The Gas-Burning Diesel
Diesels are at the top of the Dead Pool – on account of their particularly diesel exhaust byproducts, specifically particulates (aka, soot) and oxides of nitrogen (aka NOx). But diesels are much more fuel-efficient than gas-burning engines because they are compression ignition engines.
Well, compression and heat.
Instead of a spark to set off the explosion, the air/fuel charge is progressively squeezed (and thereby, heated) as the pistons ascends within its cylinder until – boom! – it ignites spontaneously.
More of the potential energy contained in the fuel is translated into useful mechanical energy.
This is why diesels go farther on a gallon of fuel than gas-burners.
But diesels also have the aforesaid emissions issues – also unique to their design.
Most of this – almost all of this – has been dialed out or tamped down or otherwise sequestered, notwithstanding the despicably exaggerated presentations of the media. Nonetheless, diesels are persona non grata, especially in the United States but increasingly in Europe, too.
There are outright bans – and if not bans, then regulatory rigamarole so stringent and expensive to comply with as to make it not worth complying with them.
Electric cars are touted as the alternative. But – again – the presentation is wildly misleading. They can only be the alternative if cost isn’t a consideration (which is like a woman getting pregnant at 60 without sex and hell, without a man involved at all) and only if large numbers of people are willing to accept not-minor functional inconveniences – in particular, the best-case scenario 30-45 minute wait to recharge the battery pack at a “fast” charger.
Which is as likely as expecting that people will put up with a 30-45 minute wait to get a cheeseburger at a “fast” food restaurant.
Mazda may have a better option: The diesel gas engine.
It won’t burn diesel fuel, of course. But it will diesel. That is, it will compression-ignite the air-fuel mixture.
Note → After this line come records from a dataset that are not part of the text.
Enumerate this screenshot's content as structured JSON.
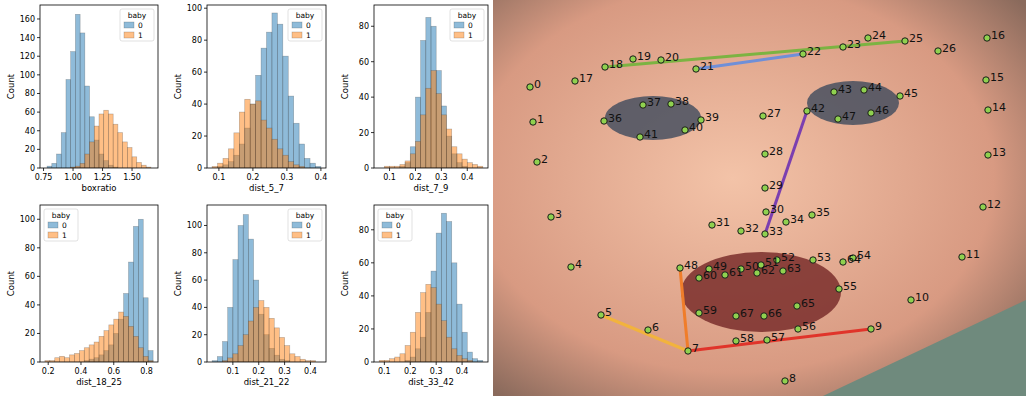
{
  "chart_data": [
    {
      "type": "histogram",
      "x_label": "boxratio",
      "y_label": "Count",
      "legend_title": "baby",
      "legend": "upper right",
      "bins": [
        0.78,
        0.82,
        0.86,
        0.9,
        0.94,
        0.98,
        1.02,
        1.06,
        1.1,
        1.14,
        1.18,
        1.22,
        1.26,
        1.3,
        1.34,
        1.38,
        1.42,
        1.46,
        1.5,
        1.54,
        1.58,
        1.62,
        1.66
      ],
      "series": [
        {
          "name": "0",
          "color": "#1f77b4",
          "values": [
            2,
            5,
            15,
            38,
            95,
            125,
            165,
            145,
            88,
            55,
            30,
            15,
            8,
            3,
            1,
            0,
            0,
            0,
            0,
            0,
            0,
            0
          ]
        },
        {
          "name": "1",
          "color": "#ff7f0e",
          "values": [
            0,
            0,
            0,
            0,
            0,
            1,
            2,
            5,
            15,
            28,
            45,
            58,
            62,
            58,
            47,
            38,
            28,
            22,
            12,
            6,
            3,
            1
          ]
        }
      ],
      "xlim": [
        0.72,
        1.72
      ],
      "xticks": [
        0.75,
        {
          "value": 1,
          "label": "1.00"
        },
        1.25,
        {
          "value": 1.5,
          "label": "1.50"
        }
      ],
      "ylim": [
        0,
        175
      ],
      "yticks": [
        0,
        20,
        40,
        60,
        80,
        100,
        120,
        140,
        160
      ]
    },
    {
      "type": "histogram",
      "x_label": "dist_5_7",
      "y_label": "Count",
      "legend_title": "baby",
      "legend": "upper right",
      "bins": [
        0.08,
        0.096,
        0.112,
        0.128,
        0.144,
        0.16,
        0.176,
        0.192,
        0.208,
        0.224,
        0.24,
        0.256,
        0.272,
        0.288,
        0.304,
        0.32,
        0.336,
        0.352,
        0.368,
        0.384,
        0.4
      ],
      "series": [
        {
          "name": "0",
          "color": "#1f77b4",
          "values": [
            0,
            1,
            2,
            4,
            8,
            15,
            25,
            40,
            58,
            75,
            85,
            97,
            90,
            70,
            45,
            28,
            15,
            6,
            3,
            1
          ]
        },
        {
          "name": "1",
          "color": "#ff7f0e",
          "values": [
            1,
            3,
            6,
            12,
            22,
            35,
            43,
            40,
            42,
            30,
            25,
            18,
            12,
            8,
            4,
            2,
            1,
            0,
            0,
            0
          ]
        }
      ],
      "xlim": [
        0.065,
        0.415
      ],
      "xticks": [
        0.1,
        0.2,
        0.3,
        0.4
      ],
      "ylim": [
        0,
        102
      ],
      "yticks": [
        0,
        20,
        40,
        60,
        80,
        100
      ]
    },
    {
      "type": "histogram",
      "x_label": "dist_7_9",
      "y_label": "Count",
      "legend_title": "baby",
      "legend": "upper right",
      "bins": [
        0.06,
        0.08,
        0.1,
        0.12,
        0.14,
        0.16,
        0.18,
        0.2,
        0.22,
        0.24,
        0.26,
        0.28,
        0.3,
        0.32,
        0.34,
        0.36,
        0.38,
        0.4,
        0.42,
        0.44,
        0.46
      ],
      "series": [
        {
          "name": "0",
          "color": "#1f77b4",
          "values": [
            0,
            0,
            0,
            0,
            1,
            3,
            12,
            40,
            72,
            85,
            80,
            55,
            35,
            18,
            8,
            3,
            1,
            0,
            0,
            0
          ]
        },
        {
          "name": "1",
          "color": "#ff7f0e",
          "values": [
            0,
            1,
            1,
            1,
            2,
            4,
            8,
            15,
            30,
            45,
            55,
            42,
            30,
            22,
            12,
            8,
            5,
            3,
            2,
            1
          ]
        }
      ],
      "xlim": [
        0.04,
        0.48
      ],
      "xticks": [
        0.1,
        0.2,
        0.3,
        0.4
      ],
      "ylim": [
        0,
        92
      ],
      "yticks": [
        0,
        20,
        40,
        60,
        80
      ]
    },
    {
      "type": "histogram",
      "x_label": "dist_18_25",
      "y_label": "Count",
      "legend_title": "baby",
      "legend": "upper left",
      "bins": [
        0.18,
        0.21,
        0.24,
        0.27,
        0.3,
        0.33,
        0.36,
        0.39,
        0.42,
        0.45,
        0.48,
        0.51,
        0.54,
        0.57,
        0.6,
        0.63,
        0.66,
        0.69,
        0.72,
        0.75,
        0.78,
        0.81,
        0.84
      ],
      "series": [
        {
          "name": "0",
          "color": "#1f77b4",
          "values": [
            0,
            0,
            0,
            0,
            0,
            0,
            0,
            0,
            1,
            2,
            3,
            5,
            8,
            12,
            20,
            30,
            48,
            70,
            95,
            100,
            45,
            8
          ]
        },
        {
          "name": "1",
          "color": "#ff7f0e",
          "values": [
            1,
            1,
            3,
            4,
            3,
            5,
            6,
            8,
            10,
            12,
            14,
            18,
            22,
            26,
            30,
            35,
            32,
            25,
            18,
            10,
            4,
            1
          ]
        }
      ],
      "xlim": [
        0.15,
        0.87
      ],
      "xticks": [
        0.2,
        0.4,
        0.6,
        0.8
      ],
      "ylim": [
        0,
        110
      ],
      "yticks": [
        0,
        20,
        40,
        60,
        80,
        100
      ]
    },
    {
      "type": "histogram",
      "x_label": "dist_21_22",
      "y_label": "Count",
      "legend_title": "baby",
      "legend": "upper right",
      "bins": [
        0.02,
        0.04,
        0.06,
        0.08,
        0.1,
        0.12,
        0.14,
        0.16,
        0.18,
        0.2,
        0.22,
        0.24,
        0.26,
        0.28,
        0.3,
        0.32,
        0.34,
        0.36,
        0.38,
        0.4,
        0.42,
        0.44
      ],
      "series": [
        {
          "name": "0",
          "color": "#1f77b4",
          "values": [
            1,
            4,
            15,
            40,
            75,
            100,
            108,
            90,
            60,
            35,
            20,
            10,
            5,
            2,
            1,
            0,
            0,
            0,
            0,
            0,
            0
          ]
        },
        {
          "name": "1",
          "color": "#ff7f0e",
          "values": [
            0,
            0,
            1,
            3,
            6,
            12,
            20,
            30,
            40,
            45,
            40,
            32,
            25,
            18,
            12,
            6,
            4,
            2,
            1,
            1,
            0
          ]
        }
      ],
      "xlim": [
        0.0,
        0.46
      ],
      "xticks": [
        0.1,
        0.2,
        0.3,
        0.4
      ],
      "ylim": [
        0,
        115
      ],
      "yticks": [
        0,
        20,
        40,
        60,
        80,
        100
      ]
    },
    {
      "type": "histogram",
      "x_label": "dist_33_42",
      "y_label": "Count",
      "legend_title": "baby",
      "legend": "upper left",
      "bins": [
        0.08,
        0.1,
        0.12,
        0.14,
        0.16,
        0.18,
        0.2,
        0.22,
        0.24,
        0.26,
        0.28,
        0.3,
        0.32,
        0.34,
        0.36,
        0.38,
        0.4,
        0.42,
        0.44,
        0.46,
        0.48
      ],
      "series": [
        {
          "name": "0",
          "color": "#1f77b4",
          "values": [
            0,
            0,
            0,
            0,
            0,
            1,
            3,
            8,
            15,
            30,
            55,
            78,
            90,
            85,
            60,
            35,
            18,
            6,
            2,
            1
          ]
        },
        {
          "name": "1",
          "color": "#ff7f0e",
          "values": [
            1,
            1,
            2,
            3,
            5,
            10,
            18,
            30,
            42,
            47,
            45,
            35,
            25,
            15,
            8,
            4,
            2,
            1,
            0,
            0
          ]
        }
      ],
      "xlim": [
        0.06,
        0.5
      ],
      "xticks": [
        0.1,
        0.2,
        0.3,
        0.4
      ],
      "ylim": [
        0,
        95
      ],
      "yticks": [
        0,
        20,
        40,
        60,
        80
      ]
    },
    {
      "type": "scatter",
      "tick_labels": false,
      "color": "#8fd14f",
      "marker": "circle",
      "xlim": [
        0,
        533
      ],
      "ylim": [
        396,
        0
      ],
      "labels": [
        "0",
        "1",
        "2",
        "3",
        "4",
        "5",
        "6",
        "7",
        "8",
        "9",
        "10",
        "11",
        "12",
        "13",
        "14",
        "15",
        "16",
        "17",
        "18",
        "19",
        "20",
        "21",
        "22",
        "23",
        "24",
        "25",
        "26",
        "27",
        "28",
        "29",
        "30",
        "31",
        "32",
        "33",
        "34",
        "35",
        "36",
        "37",
        "38",
        "39",
        "40",
        "41",
        "42",
        "43",
        "44",
        "45",
        "46",
        "47",
        "48",
        "49",
        "50",
        "51",
        "52",
        "53",
        "54",
        "55",
        "56",
        "57",
        "58",
        "59",
        "60",
        "61",
        "62",
        "63",
        "64",
        "65",
        "66",
        "67"
      ],
      "x": [
        37,
        40,
        44,
        58,
        78,
        108,
        155,
        195,
        292,
        378,
        418,
        469,
        490,
        495,
        495,
        493,
        494,
        82,
        112,
        140,
        168,
        203,
        310,
        350,
        375,
        412,
        445,
        270,
        272,
        272,
        273,
        219,
        248,
        272,
        293,
        319,
        111,
        150,
        178,
        208,
        192,
        147,
        314,
        341,
        371,
        407,
        378,
        345,
        187,
        216,
        248,
        268,
        284,
        320,
        360,
        346,
        305,
        274,
        243,
        206,
        206,
        232,
        264,
        290,
        350,
        304,
        271,
        243
      ],
      "values": [
        87,
        122,
        162,
        217,
        267,
        315,
        330,
        351,
        381,
        329,
        300,
        257,
        207,
        155,
        110,
        80,
        38,
        81,
        67,
        59,
        60,
        69,
        54,
        47,
        38,
        41,
        51,
        116,
        154,
        188,
        212,
        225,
        231,
        234,
        222,
        215,
        121,
        105,
        104,
        120,
        130,
        137,
        111,
        92,
        90,
        96,
        113,
        119,
        268,
        269,
        269,
        265,
        260,
        260,
        258,
        289,
        329,
        340,
        341,
        313,
        278,
        275,
        273,
        271,
        262,
        306,
        316,
        316
      ],
      "segments": [
        {
          "from": 18,
          "to": 25,
          "color": "#7cb342"
        },
        {
          "from": 21,
          "to": 22,
          "color": "#6f8fd8"
        },
        {
          "from": 33,
          "to": 42,
          "color": "#7b3fb0"
        },
        {
          "from": 5,
          "to": 7,
          "color": "#f2b33d"
        },
        {
          "from": 7,
          "to": 9,
          "color": "#e0342a"
        },
        {
          "from": 48,
          "to": 7,
          "color": "#f07d2a"
        }
      ]
    }
  ]
}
But it will also transition to spark ignition under certain conditions, the idea being to give the best of both worlds. This type of engine is called Homogenous Charge Compression Ignition – and Mazda says this will uptick fuel efficiency by 30 percent vs. an otherwise same-size spark-ignition engine.
And it will do this – so Mazda claims and hopes – without the soot and NOx emissions that have become politically problematic for diesel-burning diesel engines.
A side benefit will be more torque – something diesel-diesels have always had more of (and sooner) than spark-ignition engines.